|
|
|
In de artikelen 38 tot en met 45 is bepaald welke informatie een pensioenuitvoerder
in elk geval periodiek of bij bepaalde statuswisselingen moet
verstrekken. In het onderhavige artikel is geformuleerd welke informatie
de pensioenuitvoerder in aanvulling daarop op verzoek van de aanspraakof
pensioengerechtigde moet verstrekken. Dit inhoud van dit artikel is
gebaseerd op artikel 17a en 17b zoals geformuleerd in het wetsvoorstel
ter implementatie van richtlijn 2003/41/EG (Kamerstukken II 2004/05,
30 104, nr. 2).
Eerste lid, onderdeel a
In artikel 17, eerste lid, PSW is alleen de verplichting opgenomen om
deelnemers bij de toetreding te informeren over de inhoud, maar is niet
expliciet bepaald dat zij de integrale tekst van het reglement moeten
kunnen ontvangen. In artikel 17, vierde lid, PSW staat dat de belanghebbende
in staat moet worden gesteld kennis te nemen van de geldende
reglementen en statuten. Het is wenselijk dat op verzoek het pensioenreglement
zelf wordt verstrekt. Bovendien moet het gaan om het
pensioenreglement dat voor de verzoeker zelf relevant is. Daarom is de
formulering «het voor hem geldende pensioenreglement» gehanteerd.
Het is de pensioenuitvoerder die de werknemer moet informeren over de
inhoud en de wijzigingen in de pensioenovereenkomst (zie artikel 21). Een
wijziging van het pensioenreglement moet door een pensioenfonds op
grond van artikel 92 aan de toezichthouder worden toegezonden. De
pensioenuitvoerder is niet verplicht om alle deelnemers het na de wijziging
geldende pensioenreglement toe te sturen. De deelnemer kan dit wel
bij de pensioenuitvoerder opvragen, nadat hij door zijn pensioenuitvoerder
over de wijziging van de pensioenovereenkomst is geïnformeerd.
Daarvoor geldt op grond van artikel 21 een termijn van drie
maanden. Tevens geldt op grond van artikel 21 dat de pensioenuitvoerder
de werknemer moet informeren over de mogelijkheid om het (gewijzigde)

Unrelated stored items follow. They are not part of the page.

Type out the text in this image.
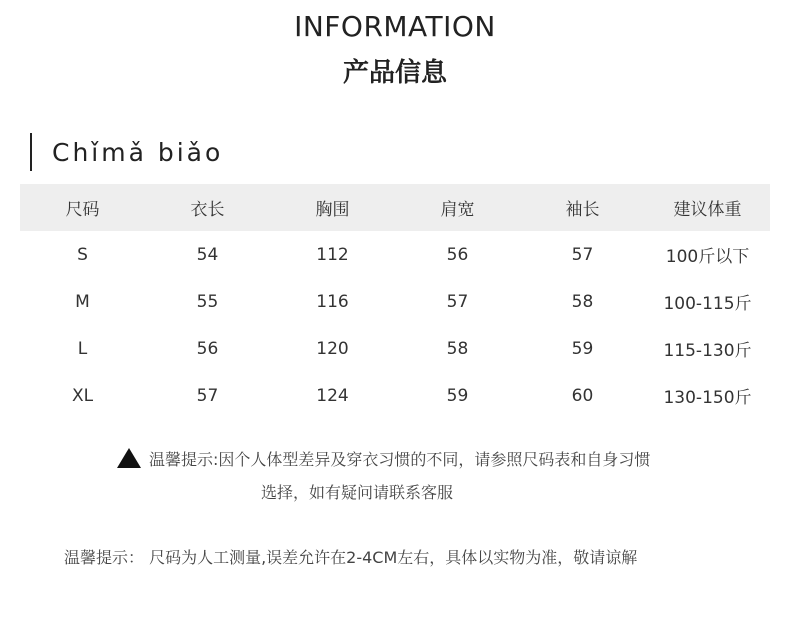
INFORMATION
产品信息
Chǐmǎ biǎo
尺码	衣长	胸围	肩宽	袖长	建议体重
S	54	112	56	57	100斤以下
M	55	116	57	58	100-115斤
L	56	120	58	59	115-130斤
XL	57	124	59	60	130-150斤
温馨提示:因个人体型差异及穿衣习惯的不同，请参照尺码表和自身习惯
选择，如有疑问请联系客服
温馨提示： 尺码为人工测量,误差允许在2-4CM左右，具体以实物为准，敬请谅解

pensioenreglement op te vragen.
Dit onderdeel is tezamen onderdeel c van dit artikel een nadere invulling
van artikel 17b, eerste lid, onderdeel a, zoals dat is geformuleerd in het
wetsvoorstel ter implementatie van richtlijn 2003/41/EG (Kamerstukken II
2004/05, 30 104, nr. 2).
Eerste lid, onderdeel b, c en d
Onderdeel b is gebaseerd op artikel 17b, eerste lid, onderdeel d, PSW,
zoals geformuleerd in het wetsvoorstel ter implementatie van richtlijn
2003/41/EG. Ten aanzien van het jaarverslag en de jaarrekening kan
worden opgemerkt dat deze betrekking kunnen hebben op meer dan één
pensioenregeling. Overigens kunnen kleine pensioenfondsen die op
grond van het BWniet de plicht hebben op een openbaar jaarverslag te
maken, volstaan met het toezenden van het jaarverslag en de jaarrekening
die zij moeten maken ten behoeve van de toezichthouder (zie algemeen
deel paragraaf 7.7).
Onderdeel c is tezamen met artikel 35, tweede lid, een nadere invulling
van artikel 17b, eerste lid, onderdeel a, van de PSW.
Onderdeel d heeft betrekking op artikel 17b, eerste lid, onderdeel g, ten 3°,
zoals geformuleerd in het wetsvoorstel ter implementatie van richtlijn
2003/41/EG.
Eerste lid, onderdeel e
Op basis van onderdeel e kunnen nog andere onderwerpen worden opgenomen
waarover deelnemers op hun verzoek geïnformeerd moeten
worden. In de praktijk blijkt dat daar om verschillende redenen behoefte
aan kan bestaan. Bijvoorbeeld omdat de noodzaak daartoe ontstaat door
fiscale regelgeving of in verband met EU-regelgeving. Daarnaast zijn er
onderwerpen die voor deelnemers van belang zijn in verband met de
financiële positie van hun pensioenuitvoerder. In dit kader kunnen de
volgende onderwerpen genoemd worden:
- de opgave van de over de jaren 1998 tot en met 2000 toe te rekenen
waardeaangroei van pensioenaanspraken overeenkomstig artikel 3.127
van de Wet inkomstenbelasting 2001 en de daarop berustende bepalingen
voor zover nog niet eerder verstrekt. (Deze verplichting zal
overigens met ingang van 1 april 2008 kunnen vervallen omdat vanaf
dat moment de deelnemer ten behoeve van de pensioenopbouw in de
derde pijler gebruik zal kunnen maken van de informatie die
vanaf 2001 jaarlijks over de waardeaangroei is gegeven.)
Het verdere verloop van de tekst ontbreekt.